Metamath Proof Explorer

Theorem mendmulr

Description: A specific multiplication in the module endormoprhism algebra. (Contributed by Stefan O'Rear, 3-Sep-2015)

Ref Expression
Hypotheses mendmulrfval.a 
|- A = ( MEndo ` M )
mendmulrfval.b 
|- B = ( Base ` A )
mendmulr.q 
|- .x. = ( .r ` A )
Assertion mendmulr 
|- ( ( X e. B /\ Y e. B ) -> ( X .x. Y ) = ( X o. Y ) )

Proof

Step Hyp Ref Expression
1 mendmulrfval.a 
 |-  A = ( MEndo ` M )
2 mendmulrfval.b 
 |-  B = ( Base ` A )
3 mendmulr.q 
 |-  .x. = ( .r ` A )
4 coexg 
 |-  ( ( X e. B /\ Y e. B ) -> ( X o.
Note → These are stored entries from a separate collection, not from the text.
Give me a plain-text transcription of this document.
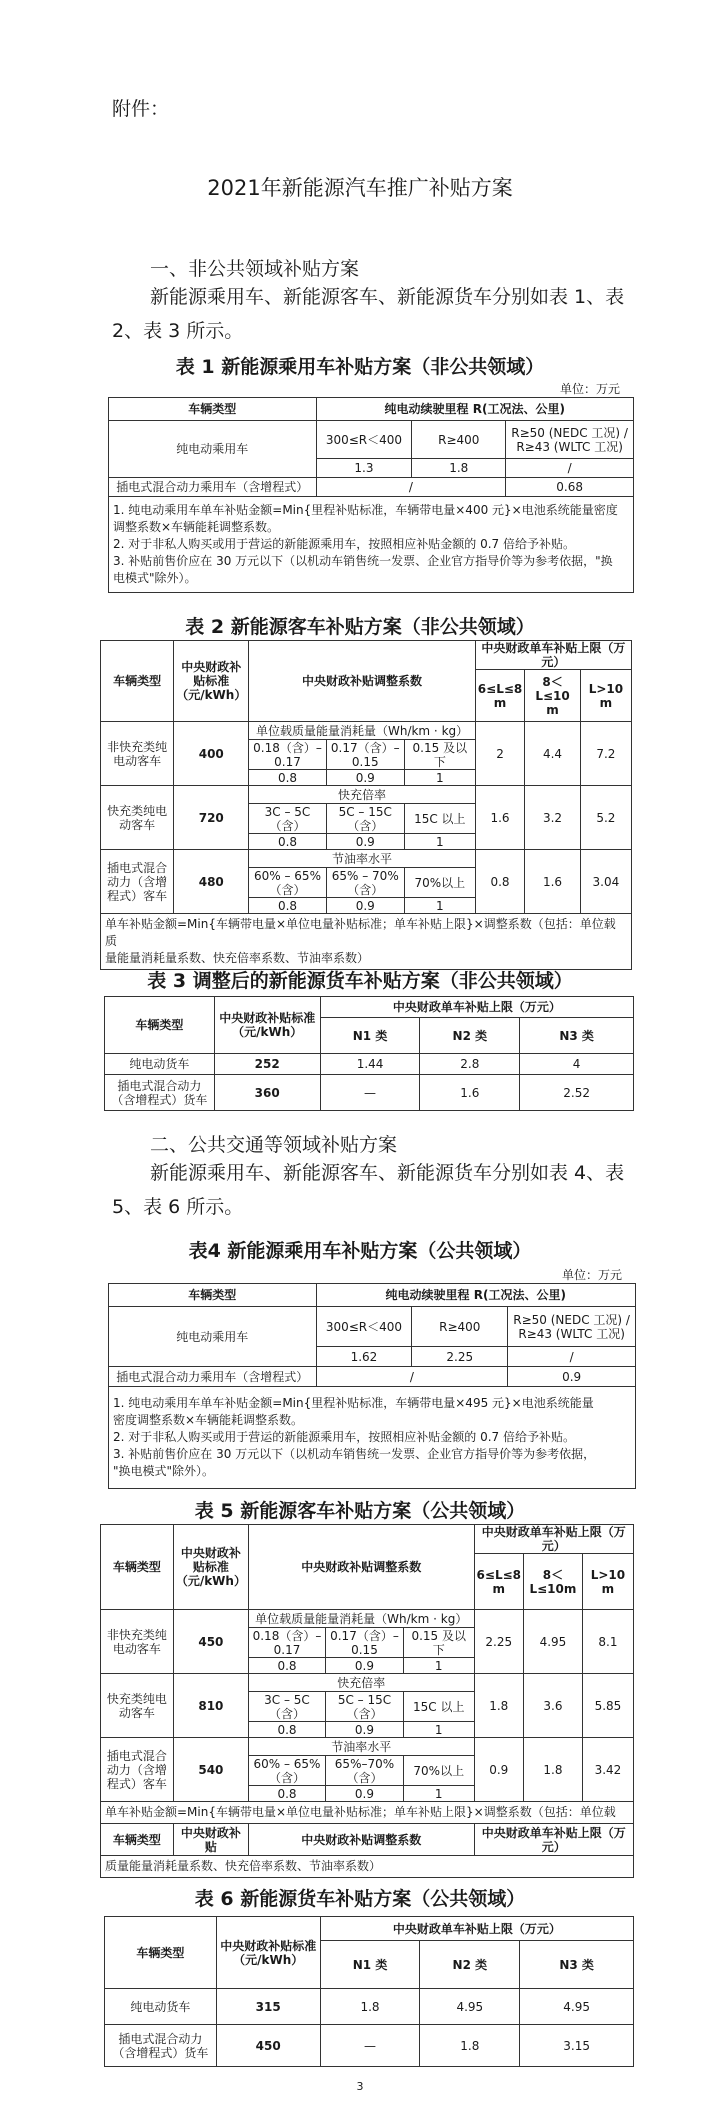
附件：
2021年新能源汽车推广补贴方案
一、非公共领域补贴方案
新能源乘用车、新能源客车、新能源货车分别如表 1、表
2、表 3 所示。
表 1 新能源乘用车补贴方案（非公共领域）
单位：万元
车辆类型	纯电动续驶里程 R(工况法、公里)		
纯电动乘用车	300≤R＜400	R≥400	R≥50 (NEDC 工况) /
R≥43 (WLTC 工况)

	1.3	1.8	/
插电式混合动力乘用车（含增程式）	/		0.68

1. 纯电动乘用车单车补贴金额=Min{里程补贴标准，车辆带电量×400 元}×电池系统能量密度
调整系数×车辆能耗调整系数。
2. 对于非私人购买或用于营运的新能源乘用车，按照相应补贴金额的 0.7 倍给予补贴。
3. 补贴前售价应在 30 万元以下（以机动车销售统一发票、企业官方指导价等为参考依据，"换
电模式"除外）。			
表 2 新能源客车补贴方案（非公共领域）
车辆类型	中央财政补贴标准（元/kWh）	中央财政补贴调整系数			中央财政单车补贴上限（万元）		
					6≤L≤8 m	8＜L≤10 m	L>10 m
非快充类纯电动客车	400	单位载质量能量消耗量（Wh/km · kg）			2	4.4	7.2
		0.18（含）–0.17	0.17（含）–0.15	0.15 及以下			
		0.8	0.9	1			
快充类纯电动客车	720	快充倍率			1.6	3.2	5.2
		3C – 5C（含）	5C – 15C（含）	15C 以上			
		0.8	0.9	1			
插电式混合动力（含增程式）客车	480	节油率水平			0.8	1.6	3.04
		60% – 65%（含）	65% – 70%（含）	70%以上			
		0.8	0.9	1			

单车补贴金额=Min{车辆带电量×单位电量补贴标准；单车补贴上限}×调整系数（包括：单位载质
量能量消耗量系数、快充倍率系数、节油率系数）							
表 3 调整后的新能源货车补贴方案（非公共领域）
车辆类型	中央财政补贴标准（元/kWh）	中央财政单车补贴上限（万元）		
		N1 类	N2 类	N3 类
纯电动货车	252	1.44	2.8	4
插电式混合动力（含增程式）货车	360	—	1.6	2.52
二、公共交通等领域补贴方案
新能源乘用车、新能源客车、新能源货车分别如表 4、表
5、表 6 所示。
表4 新能源乘用车补贴方案（公共领域）
单位：万元
车辆类型	纯电动续驶里程 R(工况法、公里)		
纯电动乘用车	300≤R＜400	R≥400	R≥50 (NEDC 工况) /
R≥43 (WLTC 工况)

	1.62	2.25	/
插电式混合动力乘用车（含增程式）	/		0.9

1. 纯电动乘用车单车补贴金额=Min{里程补贴标准，车辆带电量×495 元}×电池系统能量
密度调整系数×车辆能耗调整系数。
2. 对于非私人购买或用于营运的新能源乘用车，按照相应补贴金额的 0.7 倍给予补贴。
3. 补贴前售价应在 30 万元以下（以机动车销售统一发票、企业官方指导价等为参考依据，
"换电模式"除外）。			
表 5 新能源客车补贴方案（公共领域）
车辆类型	中央财政补贴标准（元/kWh）	中央财政补贴调整系数			中央财政单车补贴上限（万元）		
					6≤L≤8 m	8＜L≤10m	L>10 m
非快充类纯电动客车	450	单位载质量能量消耗量（Wh/km · kg）			2.25	4.95	8.1
		0.18（含）–0.17	0.17（含）–0.15	0.15 及以下			
		0.8	0.9	1			
快充类纯电动客车	810	快充倍率			1.8	3.6	5.85
		3C – 5C（含）	5C – 15C（含）	15C 以上			
		0.8	0.9	1			
插电式混合动力（含增程式）客车	540	节油率水平			0.9	1.8	3.42
		60% – 65%（含）	65%–70%（含）	70%以上			
		0.8	0.9	1			
单车补贴金额=Min{车辆带电量×单位电量补贴标准；单车补贴上限}×调整系数（包括：单位载							
车辆类型	中央财政补贴	中央财政补贴调整系数			中央财政单车补贴上限（万元）		
质量能量消耗量系数、快充倍率系数、节油率系数）							
表 6 新能源货车补贴方案（公共领域）
车辆类型	中央财政补贴标准（元/kWh）	中央财政单车补贴上限（万元）		
		N1 类	N2 类	N3 类
纯电动货车	315	1.8	4.95	4.95
插电式混合动力（含增程式）货车	450	—	1.8	3.15
3
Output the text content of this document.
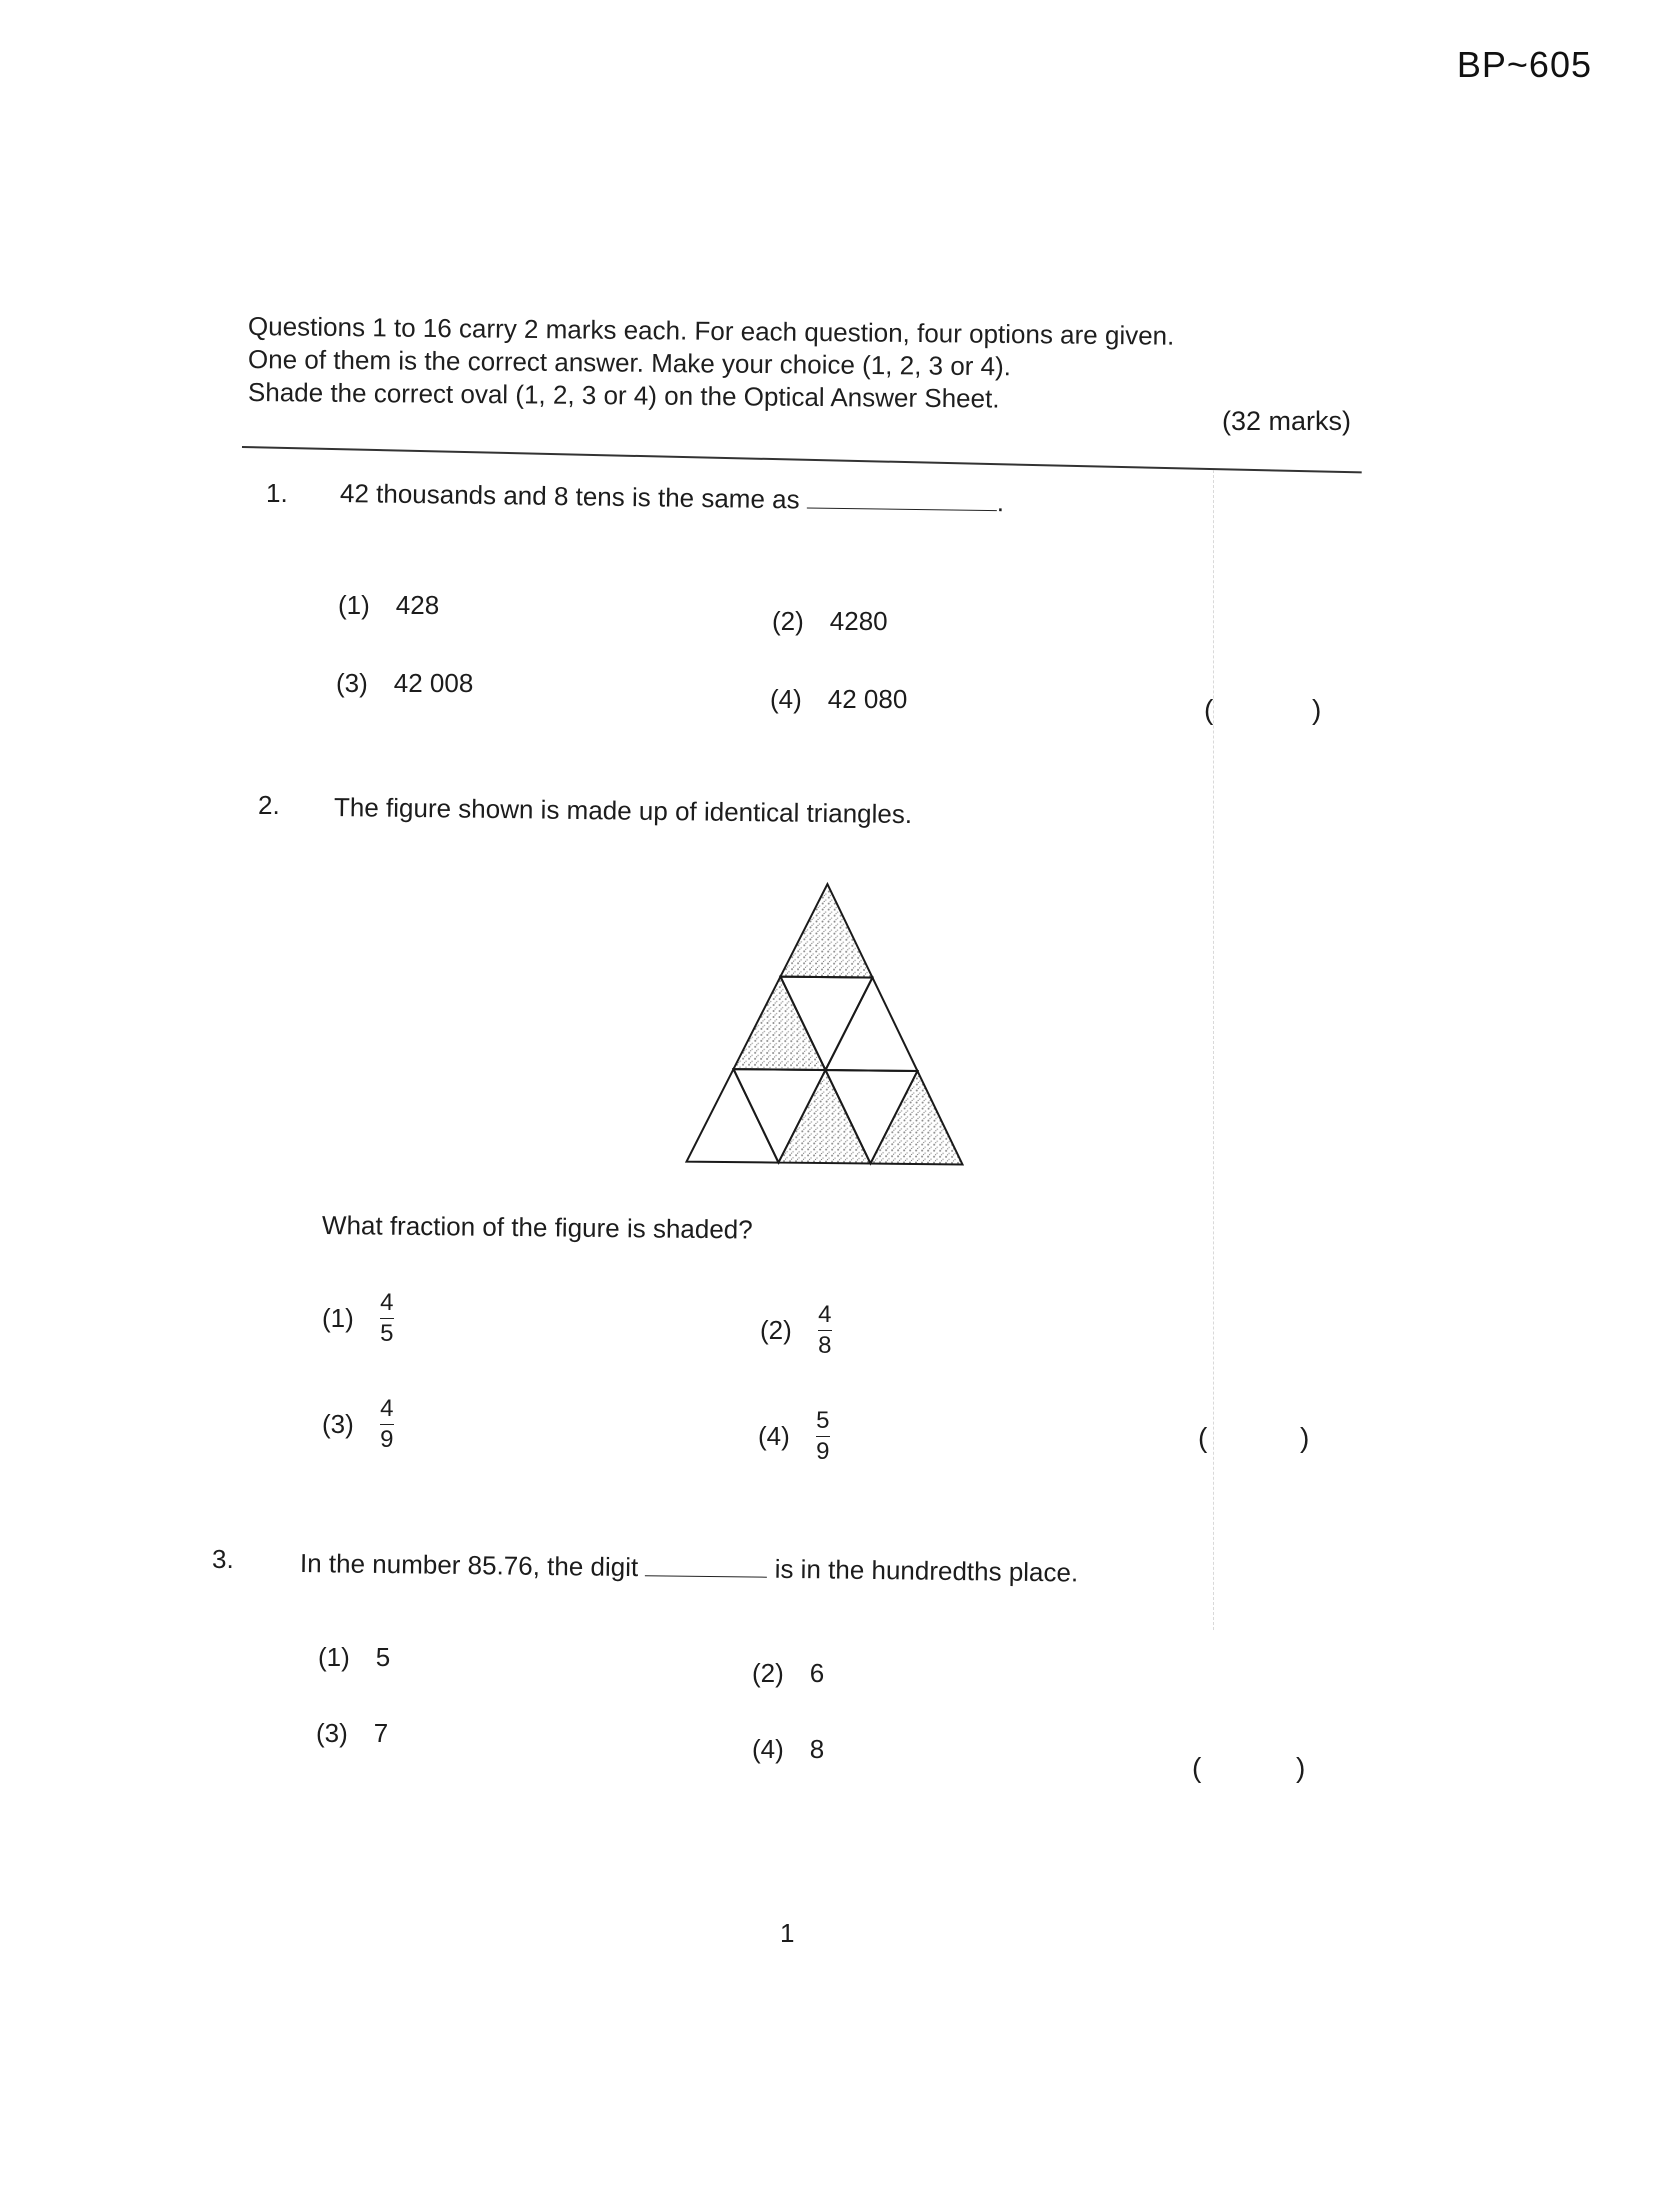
BP~605
Questions 1 to 16 carry 2 marks each. For each question, four options are given.
One of them is the correct answer. Make your choice (1, 2, 3 or 4).
Shade the correct oval (1, 2, 3 or 4) on the Optical Answer Sheet.
(32 marks)
1. 42 thousands and 8 tens is the same as	.
(1) 428
(2) 4280
(3) 42 008
(4) 42 080	(	)
2. The figure shown is made up of identical triangles.
What fraction of the figure is shaded?
$(1) \frac{4}{5}$	$(2) \frac{4}{8}$
$(3) \frac{4}{9}$	$(4) \frac{5}{9}$	(	)
3.	In the number 85.76, the digit	is in the hundredths place.
(1) 5
(2) 6
(3) 7
(4) 8
(	)
1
Y ) e. _V )
5 coeq1 
 |-  ( x = X -> ( x o. y ) = ( X o. y ) )
6 coeq2 
 |-  ( y = Y -> ( X o. y ) = ( X o. Y ) )
7 1 2 mendmulrfval 
 |-  ( .r ` A ) = ( x e. B , y e. B |-> ( x o. y ) )
8 3 7 eqtri 
 |-  .x. = ( x e. B , y e. B |-> ( x o. y ) )
9 5 6 8 ovmpog 
 |-  ( ( X e. B /\ Y e. B /\ ( X o. Y ) e. _V ) -> ( X .x. Y ) = ( X o. Y ) )
10 4 9 mpd3an3 
 |-  ( ( X e. B /\ Y e. B ) -> ( X .x. Y ) = ( X o. Y ) )